Jean-Claude Juncker, der neue Präsident der EU-Kommission, wird die Krise um seine Person kaum positiv beenden können. Das sagte Klaus-Dieter Sohn, Experte bei Centrum für Europäische Politik (CEP) in Freiburg (Deutschland) zu kleinezeitung.at. Juncker könne eine Schwächung seiner Position kaum noch abwenden. Innerhalb der EU-Kommission sei er in dieser Situation auf die Hilfe seiner Kollegen in dem Gremium angewiesen und im Kreise der Regierungen sei der Luxemburger erpressbar geworden, so Sohn.


Eine umfangreiche Medienrecherche hatte vor wenigen Tagen ans Licht gebracht, dass Luxemburg ausländische Konzerne mit günstigen Steuermodellen anlockte.
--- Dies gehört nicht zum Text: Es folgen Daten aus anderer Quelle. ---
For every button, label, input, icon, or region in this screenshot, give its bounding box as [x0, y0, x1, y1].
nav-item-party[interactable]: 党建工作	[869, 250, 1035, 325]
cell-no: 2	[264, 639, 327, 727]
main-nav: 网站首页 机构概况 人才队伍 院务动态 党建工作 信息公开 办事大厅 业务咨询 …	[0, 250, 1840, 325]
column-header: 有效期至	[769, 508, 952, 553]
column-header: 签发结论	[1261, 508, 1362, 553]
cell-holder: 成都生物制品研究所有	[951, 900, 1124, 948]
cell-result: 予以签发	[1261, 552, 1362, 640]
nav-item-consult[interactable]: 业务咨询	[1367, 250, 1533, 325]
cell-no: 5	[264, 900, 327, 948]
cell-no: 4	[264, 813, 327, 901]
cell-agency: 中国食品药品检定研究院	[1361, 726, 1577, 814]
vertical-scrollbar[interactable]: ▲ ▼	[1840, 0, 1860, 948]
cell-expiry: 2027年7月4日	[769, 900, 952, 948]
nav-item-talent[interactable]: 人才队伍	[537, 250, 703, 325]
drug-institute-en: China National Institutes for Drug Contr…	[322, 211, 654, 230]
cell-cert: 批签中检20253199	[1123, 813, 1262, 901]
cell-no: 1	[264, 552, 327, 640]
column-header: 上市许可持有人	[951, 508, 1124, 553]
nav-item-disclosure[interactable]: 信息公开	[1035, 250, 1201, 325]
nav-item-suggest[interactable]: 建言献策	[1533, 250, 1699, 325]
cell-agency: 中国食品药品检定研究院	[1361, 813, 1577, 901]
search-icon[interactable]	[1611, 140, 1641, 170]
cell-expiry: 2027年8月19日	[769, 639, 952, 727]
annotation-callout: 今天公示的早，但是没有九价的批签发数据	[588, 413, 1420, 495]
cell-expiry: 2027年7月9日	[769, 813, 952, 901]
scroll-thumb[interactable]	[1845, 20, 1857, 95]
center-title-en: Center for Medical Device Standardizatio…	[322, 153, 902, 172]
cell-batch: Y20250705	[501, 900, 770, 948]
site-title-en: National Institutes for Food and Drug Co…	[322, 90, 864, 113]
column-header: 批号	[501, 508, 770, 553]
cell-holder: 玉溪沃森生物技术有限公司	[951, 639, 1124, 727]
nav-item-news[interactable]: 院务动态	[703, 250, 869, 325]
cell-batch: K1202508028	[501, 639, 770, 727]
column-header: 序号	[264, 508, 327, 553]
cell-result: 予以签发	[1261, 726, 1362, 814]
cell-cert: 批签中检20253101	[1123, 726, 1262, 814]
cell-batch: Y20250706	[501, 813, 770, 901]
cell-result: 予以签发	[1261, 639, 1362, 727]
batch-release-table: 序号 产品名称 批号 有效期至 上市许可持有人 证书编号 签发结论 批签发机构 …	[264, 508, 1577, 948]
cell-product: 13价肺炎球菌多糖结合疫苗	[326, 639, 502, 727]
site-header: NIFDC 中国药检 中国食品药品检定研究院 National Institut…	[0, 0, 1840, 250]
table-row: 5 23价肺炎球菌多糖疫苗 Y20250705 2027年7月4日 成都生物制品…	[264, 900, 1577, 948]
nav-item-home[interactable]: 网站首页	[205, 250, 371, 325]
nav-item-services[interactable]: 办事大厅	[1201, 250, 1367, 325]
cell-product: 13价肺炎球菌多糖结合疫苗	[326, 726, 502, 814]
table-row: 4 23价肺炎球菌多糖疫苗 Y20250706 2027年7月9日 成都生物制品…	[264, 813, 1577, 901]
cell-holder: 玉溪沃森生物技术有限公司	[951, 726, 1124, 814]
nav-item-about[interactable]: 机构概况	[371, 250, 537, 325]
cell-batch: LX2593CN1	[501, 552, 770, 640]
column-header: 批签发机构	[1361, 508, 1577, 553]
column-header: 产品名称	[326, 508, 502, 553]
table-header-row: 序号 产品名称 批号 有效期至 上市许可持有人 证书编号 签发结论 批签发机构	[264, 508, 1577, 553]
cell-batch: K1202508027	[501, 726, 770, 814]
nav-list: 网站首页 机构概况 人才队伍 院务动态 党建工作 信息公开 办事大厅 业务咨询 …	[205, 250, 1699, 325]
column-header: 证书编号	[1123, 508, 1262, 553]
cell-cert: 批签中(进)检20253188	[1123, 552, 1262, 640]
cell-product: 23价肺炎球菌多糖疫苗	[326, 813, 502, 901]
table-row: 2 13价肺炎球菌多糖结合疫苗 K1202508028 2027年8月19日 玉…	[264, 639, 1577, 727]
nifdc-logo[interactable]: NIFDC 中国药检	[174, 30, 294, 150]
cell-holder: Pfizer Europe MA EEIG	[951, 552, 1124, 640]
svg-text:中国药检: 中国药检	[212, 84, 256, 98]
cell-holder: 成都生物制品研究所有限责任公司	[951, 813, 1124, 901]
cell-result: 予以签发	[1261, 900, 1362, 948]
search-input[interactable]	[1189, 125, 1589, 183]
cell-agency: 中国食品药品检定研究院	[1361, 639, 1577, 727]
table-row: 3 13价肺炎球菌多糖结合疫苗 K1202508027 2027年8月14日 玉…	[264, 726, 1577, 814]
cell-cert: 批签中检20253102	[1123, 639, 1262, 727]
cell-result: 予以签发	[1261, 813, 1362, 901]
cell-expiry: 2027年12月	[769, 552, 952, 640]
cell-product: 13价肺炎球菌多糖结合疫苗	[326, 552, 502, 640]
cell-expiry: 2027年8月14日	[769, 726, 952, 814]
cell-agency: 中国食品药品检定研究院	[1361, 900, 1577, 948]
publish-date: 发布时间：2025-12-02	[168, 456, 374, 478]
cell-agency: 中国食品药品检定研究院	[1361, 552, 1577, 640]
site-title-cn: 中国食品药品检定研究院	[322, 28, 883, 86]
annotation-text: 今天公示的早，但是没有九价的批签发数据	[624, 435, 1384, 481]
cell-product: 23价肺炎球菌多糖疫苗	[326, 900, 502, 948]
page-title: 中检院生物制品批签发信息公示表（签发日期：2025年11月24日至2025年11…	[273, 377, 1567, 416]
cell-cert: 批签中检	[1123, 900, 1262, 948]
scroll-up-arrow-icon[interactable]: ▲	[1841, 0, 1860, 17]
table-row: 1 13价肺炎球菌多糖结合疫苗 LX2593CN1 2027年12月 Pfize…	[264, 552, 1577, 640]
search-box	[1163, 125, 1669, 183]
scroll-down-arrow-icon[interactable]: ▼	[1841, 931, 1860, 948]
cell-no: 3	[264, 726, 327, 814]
Dadurch entgingen jenen Staaten, in denen diese Unternehmen operativ tätig sind, riesige Steuereinnahmen. Juncker war fast 20 Jahre Ministerpräsident und Finanzminister des Großherzogtums und gilt als entscheidender Förderer der Steuertricksereien. Das wirft in seiner neuen Funktion einen riesigen Schatten auf ihn.

Enttäuschung macht sich breit


Besonders im EU-Parlament, das Juncker und sein Team soeben erst durch Wahl bestätigt hatte, macht sich Enttäuschung über ihn breit. Die sozialdemokratische Fraktion wird Juncker in einer Plenarsitzung – und nicht in einem verschwiegenen Ausschuss – öffentlich zu der Begünstigung der Steuertricksereien befragen. Diese seien für ihre Partei „nicht hinnehmbar“, so Evelyn Regner, die Delegationsleiterin der SPÖ-Abgeordneten im EU-Parlament. Die liberale Fraktion will Junckers Praxis als Luxemburger Regierungschef in einem Sonderausschuss prüfen. Es ist sehr wahrscheinlich, dass die Christdemokraten der Europäischen Volkspartei (EVP) ihren Parteifreund Juncker nicht vor diesen unangenehmen Prozeduren schützen können.